Les deux principes imbriqués ici portent des noms usuels aujourd’hui, bien que leur réalité soit souvent sujette à caution : la responsabilité individuelle pour le premier, l’universalisme pour le second. Sans la première, le second n’est qu’un mot ; sans le second, la première perd son sens. Leur indissoluble complémentarité fonde ce que Winston Churchill appelait un « système éthique », dans un article du 20 février 1920 publié dans The Illustrated Sunday Herald. Il y écrivait que le monde était redevable d’une avancée qui, « même si on la séparait entièrement du surnaturel, serait, sans comparaison possible, la possession la plus précieuse de l’humanité, qui vaut en fait à elle seule tous les fruits des autres formes de sagesse et d’érudition.

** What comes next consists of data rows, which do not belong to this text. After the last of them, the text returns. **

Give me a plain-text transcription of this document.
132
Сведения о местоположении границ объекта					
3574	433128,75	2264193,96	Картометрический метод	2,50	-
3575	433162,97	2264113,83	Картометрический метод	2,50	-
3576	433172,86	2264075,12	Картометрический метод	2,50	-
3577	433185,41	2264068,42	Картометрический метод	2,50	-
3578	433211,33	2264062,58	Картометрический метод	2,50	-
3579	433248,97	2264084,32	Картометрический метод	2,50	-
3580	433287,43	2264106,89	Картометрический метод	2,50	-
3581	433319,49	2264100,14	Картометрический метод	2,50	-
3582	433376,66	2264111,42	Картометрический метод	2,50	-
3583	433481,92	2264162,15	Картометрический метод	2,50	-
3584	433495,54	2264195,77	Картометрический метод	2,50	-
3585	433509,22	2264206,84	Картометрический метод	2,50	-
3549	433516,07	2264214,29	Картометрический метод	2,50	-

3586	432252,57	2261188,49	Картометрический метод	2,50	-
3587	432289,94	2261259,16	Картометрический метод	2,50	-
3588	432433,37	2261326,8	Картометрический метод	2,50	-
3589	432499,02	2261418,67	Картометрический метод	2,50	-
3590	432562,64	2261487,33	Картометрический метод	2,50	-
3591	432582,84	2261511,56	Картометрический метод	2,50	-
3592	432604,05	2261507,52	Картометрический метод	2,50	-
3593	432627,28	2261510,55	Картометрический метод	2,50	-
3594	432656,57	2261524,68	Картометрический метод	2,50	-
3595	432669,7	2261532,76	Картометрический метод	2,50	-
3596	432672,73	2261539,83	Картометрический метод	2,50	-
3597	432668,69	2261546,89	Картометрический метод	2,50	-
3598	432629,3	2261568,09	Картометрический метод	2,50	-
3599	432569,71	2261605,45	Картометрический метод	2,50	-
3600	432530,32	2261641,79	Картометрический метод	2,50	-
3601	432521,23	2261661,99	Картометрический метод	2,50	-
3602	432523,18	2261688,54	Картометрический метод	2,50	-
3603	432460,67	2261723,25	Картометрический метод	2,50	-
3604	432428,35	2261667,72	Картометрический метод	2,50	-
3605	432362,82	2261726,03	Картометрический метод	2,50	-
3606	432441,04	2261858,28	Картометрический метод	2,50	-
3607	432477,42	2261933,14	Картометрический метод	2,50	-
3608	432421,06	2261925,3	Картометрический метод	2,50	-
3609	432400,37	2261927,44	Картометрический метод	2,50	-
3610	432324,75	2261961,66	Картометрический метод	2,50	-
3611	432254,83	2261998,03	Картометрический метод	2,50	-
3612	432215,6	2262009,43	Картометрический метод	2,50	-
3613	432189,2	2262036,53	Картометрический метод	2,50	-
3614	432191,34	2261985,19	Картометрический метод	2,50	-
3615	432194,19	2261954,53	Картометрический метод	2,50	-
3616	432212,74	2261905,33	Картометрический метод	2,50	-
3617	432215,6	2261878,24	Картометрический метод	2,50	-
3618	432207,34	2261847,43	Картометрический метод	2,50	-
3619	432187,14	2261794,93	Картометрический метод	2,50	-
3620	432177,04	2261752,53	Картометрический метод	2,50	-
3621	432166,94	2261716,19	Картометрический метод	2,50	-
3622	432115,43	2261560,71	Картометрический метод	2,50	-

C’est sur ce système et grâce à cette foi que toute notre civilisation actuelle a été bâtie, à partir des décombres de l’Empire romain. »

Une éthique universaliste

Si l’universalisme plonge ses racines dans un texte fort ancien[i], il n’en découle pas qu’il suffise d’avancer des propositions d’ordre éthique pour que celles-ci se traduisent aussitôt concrètement. Le texte biblique précise bien (Deutéronome 5/1) à propos des lois et des statuts qu’il promeut : « Etudiez-les et appliquez-vous à les suivre. » C’est donc une tâche à entreprendre, un devoir pour tout un chacun. Un projet à l’échelle de l’humanité, bien au-delà de ceux qui en furent les premiers destinataires. Les Dix commandements s’adressent à tous, mais il fallait bien commencer par quelqu’un. La référence à la Torah (Pentateuque) ne marque pas cette éthique au sceau du judaïsme, dont elle devance l’apparition. Quelle que soit la date d’émergence du Décalogue, elle précède largement dans le temps l’avènement d’une religion qui en a, la première, adopté les principes[ii]. Ceux-ci abolissent le polythéisme sans automatiquement déboucher sur le monothéisme. Tout dépend de l’interprétation donnée au concept de tétragramme YHWH, indicible, donc intraduisible. Les règles édictées ne s’appuient nullement sur l’existence ou non d’une divinité : elles déterminent ce que nous pourrions appeler un programme de gouvernement de soi, pour permettre une vie sociale pacifiée.

Cela étant dit, nous savons bien que la perception individuelle ne coïncide pas automatiquement avec la réalité factuelle. La diversité des apparences d’Homo sapiens masque la conformité de chacun de ses spécimens à une structure universelle : nous ne nous distinguons les uns des autres que par une combinaison unique de caractères qui, bien que communs à l’ensemble de l’espèce, présentent une distribution spécifique propre à chacun. Il en découle que l’accès à l’universalisme n’est pas une donnée immédiate de l’esprit humain mais une conquête de celui-ci, en particulier pour faire pièce à ses préjugés.


[i] L’archéologie et l’historiographie sont encore loin de converger avec la tradition biblique pour dater les événements que celle-ci relate et même pour en confirmer la réalité. Suivant les plus récents travaux, les deux textes qui comportent le Décalogue, l’Exode aurait été écrit entre les VIIIe et VIe siècle (avant notre ère) et le Deutéronome entre les VIIIe et VIIe siècle.

[ii] Les plus avancées des recherches établissent que dans une forme qui évoluera vers celle que nous connaissons aujourd’hui, la religion juive apparaît après la destruction des idoles décidée par Josias (648-609), roi de Juda.